1. Having no sense of smell is a powerful gift.
Don’t let the word “running” fool you – zombie 5ks are filled with a great deal of crawling.
And a teensy bit of swimming.
But what you’re crawling through.
And slodging through.
Is something that looks like mud.
But smells like death.
Allison, who has almost no sense of smell?
Was the least nauseated during these portions of the race.
And that’s why I’ll keep her around when the apocalypse comes.
2. Having money will keep you alive a little bit longer.
This might seem an obvious lesson, though that it also applies to comedic runs was shocking to me.
The way zombie runs work is you wear a belt with red flags (i.e. lives) and zombies try and pull off your flags.
If your three initial lives seem like not enough, you can buy more.
Similar to how, in real life, you can put your millions to work on building that zombie-proof backyard amusement park.
(Then feel free to invite me over – my zombie apocalypse plans are currently fluid.)
3. People cheat like mad woah, even at things that don’t matter.
This seems a worrying realization.
After running our Zombie 5K, I had signed up (along with Jeremy and Allison) to be a zombie.
When we realized this was a 3 hour obligation, we knew we’d made a terrible mistake, but by then it was too late.
(Itself probably a good apocalypse lesson, but I was too tired then to parse out the details.)
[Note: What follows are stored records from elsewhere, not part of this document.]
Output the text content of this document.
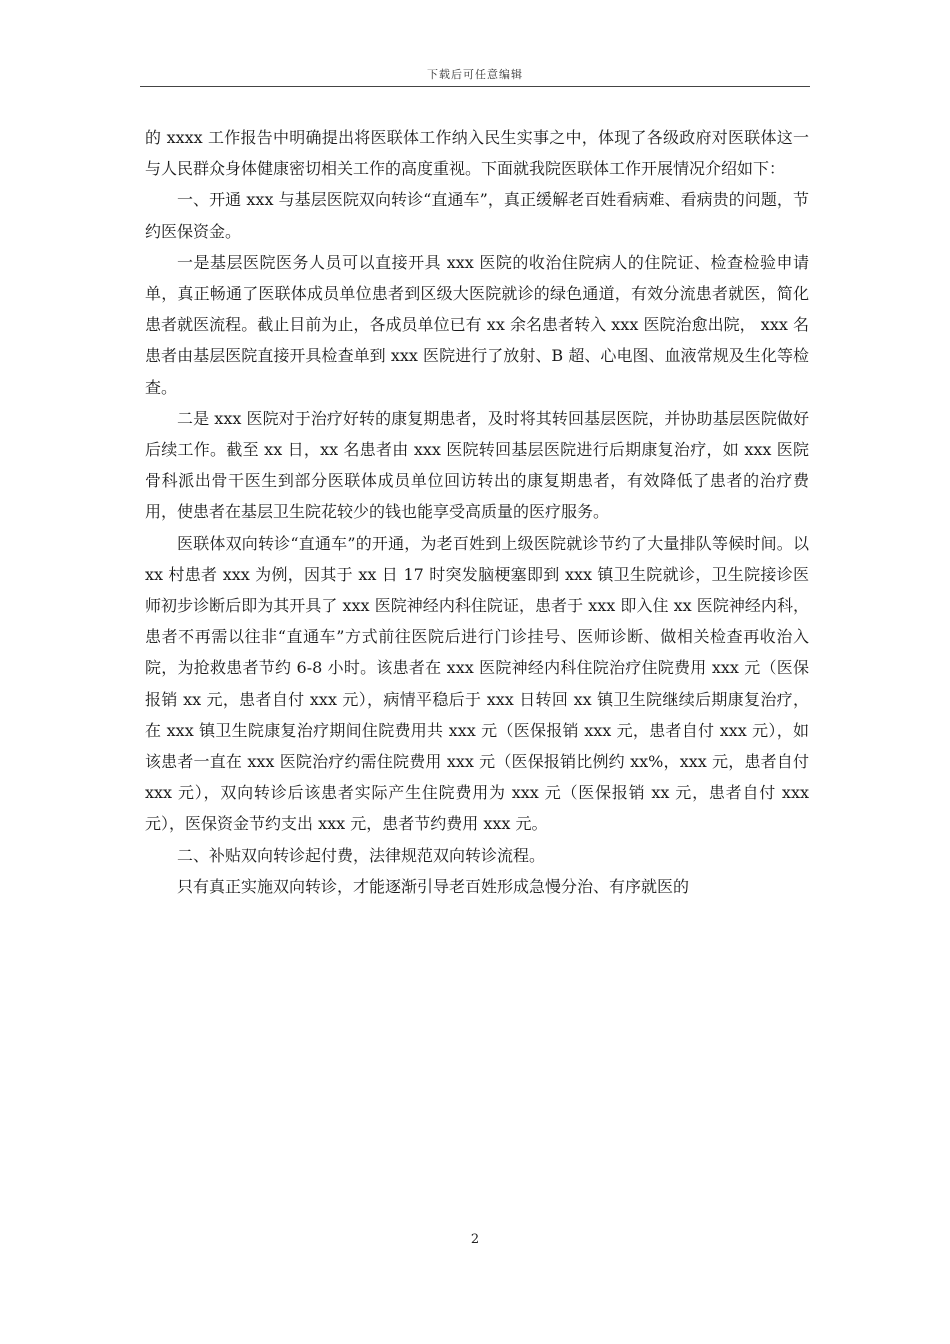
下载后可任意编辑

的 xxxx 工作报告中明确提出将医联体工作纳入民生实事之中，体现了各级政府对医联体这一与人民群众身体健康密切相关工作的高度重视。下面就我院医联体工作开展情况介绍如下：

一、开通 xxx 与基层医院双向转诊“直通车”，真正缓解老百姓看病难、看病贵的问题，节约医保资金。

一是基层医院医务人员可以直接开具 xxx 医院的收治住院病人的住院证、检查检验申请单，真正畅通了医联体成员单位患者到区级大医院就诊的绿色通道，有效分流患者就医，简化患者就医流程。截止目前为止，各成员单位已有 xx 余名患者转入 xxx 医院治愈出院， xxx 名患者由基层医院直接开具检查单到 xxx 医院进行了放射、B 超、心电图、血液常规及生化等检查。

二是 xxx 医院对于治疗好转的康复期患者，及时将其转回基层医院，并协助基层医院做好后续工作。截至 xx 日，xx 名患者由 xxx 医院转回基层医院进行后期康复治疗，如 xxx 医院骨科派出骨干医生到部分医联体成员单位回访转出的康复期患者，有效降低了患者的治疗费用，使患者在基层卫生院花较少的钱也能享受高质量的医疗服务。

医联体双向转诊“直通车”的开通，为老百姓到上级医院就诊节约了大量排队等候时间。以 xx 村患者 xxx 为例，因其于 xx 日 17 时突发脑梗塞即到 xxx 镇卫生院就诊，卫生院接诊医师初步诊断后即为其开具了 xxx 医院神经内科住院证，患者于 xxx 即入住 xx 医院神经内科，患者不再需以往非“直通车”方式前往医院后进行门诊挂号、医师诊断、做相关检查再收治入院，为抢救患者节约 6-8 小时。该患者在 xxx 医院神经内科住院治疗住院费用 xxx 元（医保报销 xx 元，患者自付 xxx 元），病情平稳后于 xxx 日转回 xx 镇卫生院继续后期康复治疗，在 xxx 镇卫生院康复治疗期间住院费用共 xxx 元（医保报销 xxx 元，患者自付 xxx 元），如该患者一直在 xxx 医院治疗约需住院费用 xxx 元（医保报销比例约 xx%，xxx 元，患者自付 xxx 元），双向转诊后该患者实际产生住院费用为 xxx 元（医保报销 xx 元，患者自付 xxx 元），医保资金节约支出 xxx 元，患者节约费用 xxx 元。

二、补贴双向转诊起付费，法律规范双向转诊流程。

只有真正实施双向转诊，才能逐渐引导老百姓形成急慢分治、有序就医的

2
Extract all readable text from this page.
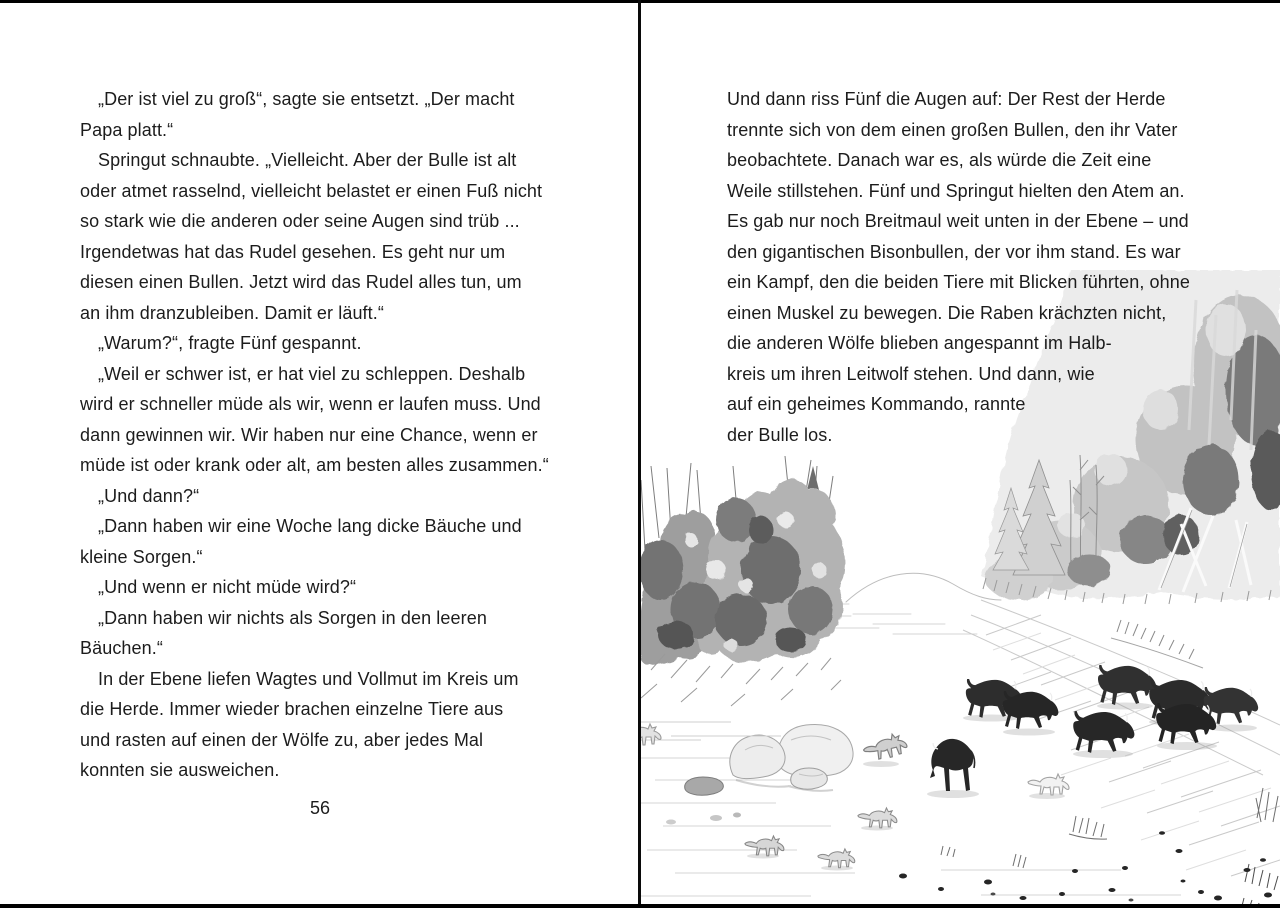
„Der ist viel zu groß“, sagte sie entsetzt. „Der macht
Papa platt.“
Springut schnaubte. „Vielleicht. Aber der Bulle ist alt
oder atmet rasselnd, vielleicht belastet er einen Fuß nicht
so stark wie die anderen oder seine Augen sind trüb ...
Irgendetwas hat das Rudel gesehen. Es geht nur um
diesen einen Bullen. Jetzt wird das Rudel alles tun, um
an ihm dranzubleiben. Damit er läuft.“
„Warum?“, fragte Fünf gespannt.
„Weil er schwer ist, er hat viel zu schleppen. Deshalb
wird er schneller müde als wir, wenn er laufen muss. Und
dann gewinnen wir. Wir haben nur eine Chance, wenn er
müde ist oder krank oder alt, am besten alles zusammen.“
„Und dann?“
„Dann haben wir eine Woche lang dicke Bäuche und
kleine Sorgen.“
„Und wenn er nicht müde wird?“
„Dann haben wir nichts als Sorgen in den leeren
Bäuchen.“
In der Ebene liefen Wagtes und Vollmut im Kreis um
die Herde. Immer wieder brachen einzelne Tiere aus
und rasten auf einen der Wölfe zu, aber jedes Mal
konnten sie ausweichen.
56
Und dann riss Fünf die Augen auf: Der Rest der Herde
trennte sich von dem einen großen Bullen, den ihr Vater
beobachtete. Danach war es, als würde die Zeit eine
Weile stillstehen. Fünf und Springut hielten den Atem an.
Es gab nur noch Breitmaul weit unten in der Ebene – und
den gigantischen Bisonbullen, der vor ihm stand. Es war
ein Kampf, den die beiden Tiere mit Blicken führten, ohne
einen Muskel zu bewegen. Die Raben krächzten nicht,
die anderen Wölfe blieben angespannt im Halb-
kreis um ihren Leitwolf stehen. Und dann, wie
auf ein geheimes Kommando, rannte
der Bulle los.
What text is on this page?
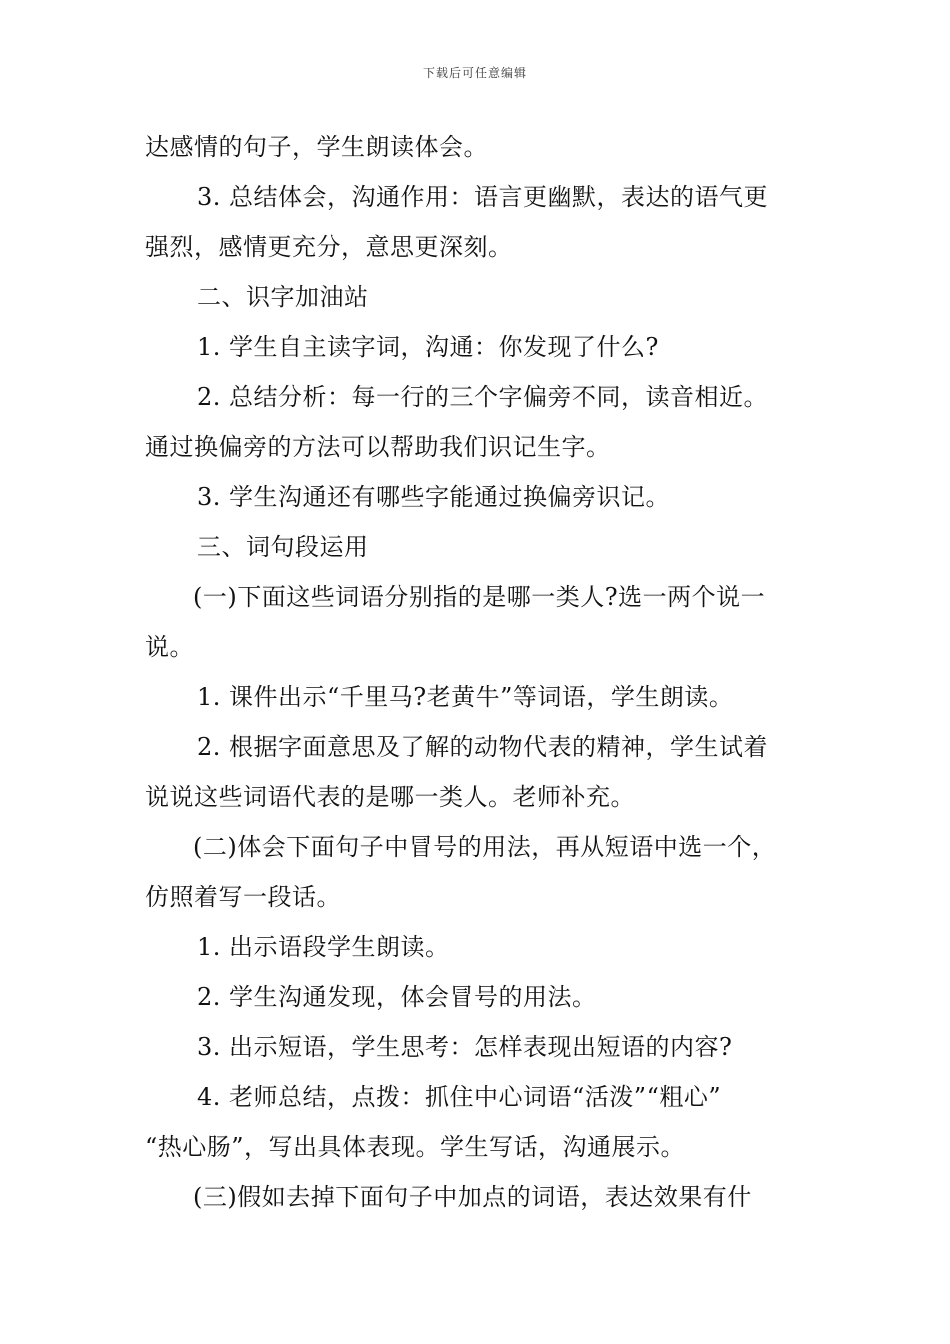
下载后可任意编辑
达感情的句子，学生朗读体会。
3. 总结体会，沟通作用：语言更幽默，表达的语气更
强烈，感情更充分，意思更深刻。
二、识字加油站
1. 学生自主读字词，沟通：你发现了什么?
2. 总结分析：每一行的三个字偏旁不同，读音相近。
通过换偏旁的方法可以帮助我们识记生字。
3. 学生沟通还有哪些字能通过换偏旁识记。
三、词句段运用
(一)下面这些词语分别指的是哪一类人?选一两个说一
说。
1. 课件出示“千里马?老黄牛”等词语，学生朗读。
2. 根据字面意思及了解的动物代表的精神，学生试着
说说这些词语代表的是哪一类人。老师补充。
(二)体会下面句子中冒号的用法，再从短语中选一个，
仿照着写一段话。
1. 出示语段学生朗读。
2. 学生沟通发现，体会冒号的用法。
3. 出示短语，学生思考：怎样表现出短语的内容?
4. 老师总结，点拨：抓住中心词语“活泼”“粗心”
“热心肠”，写出具体表现。学生写话，沟通展示。
(三)假如去掉下面句子中加点的词语，表达效果有什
During our run about half our group survived, half felled by zombies stealthily grabbing our lives as we darted about and around on small, windy paths covered in squishy mud and hard tree roots.
Yet it hadn’t occurred to any of us that the stated rules, that you can’t hold onto your bright red pieces of plastic, are being inforced by no one.
And if you thought I was the party bitch, you should have seen me as a tired zombie.
“THAT’S CHEATING. YOU’RE CHEATING. YOU’RE CHEATING AT A GAME THAT HAS NO MEANING.”
If the ten stranger zombies along our section of the race found my indignant yelling annoying, they were too concerned about my mental stability to say anything.
And while I shamed roughly half of the cheaters into letting their flags hang free, the other half only grabbed on tighter.
I can only imagine that, if faced with actual consequences outside of losing at a race with no prizes, people might cheat the same amount.
My point, basically, is that I now have less faith in humanity.
And more fear of breaking bones on forest pathways.
4. I will not survive the zombie apocalypse.
Or any other apocalypse.
My best bet is some sort of Internet apocalypse.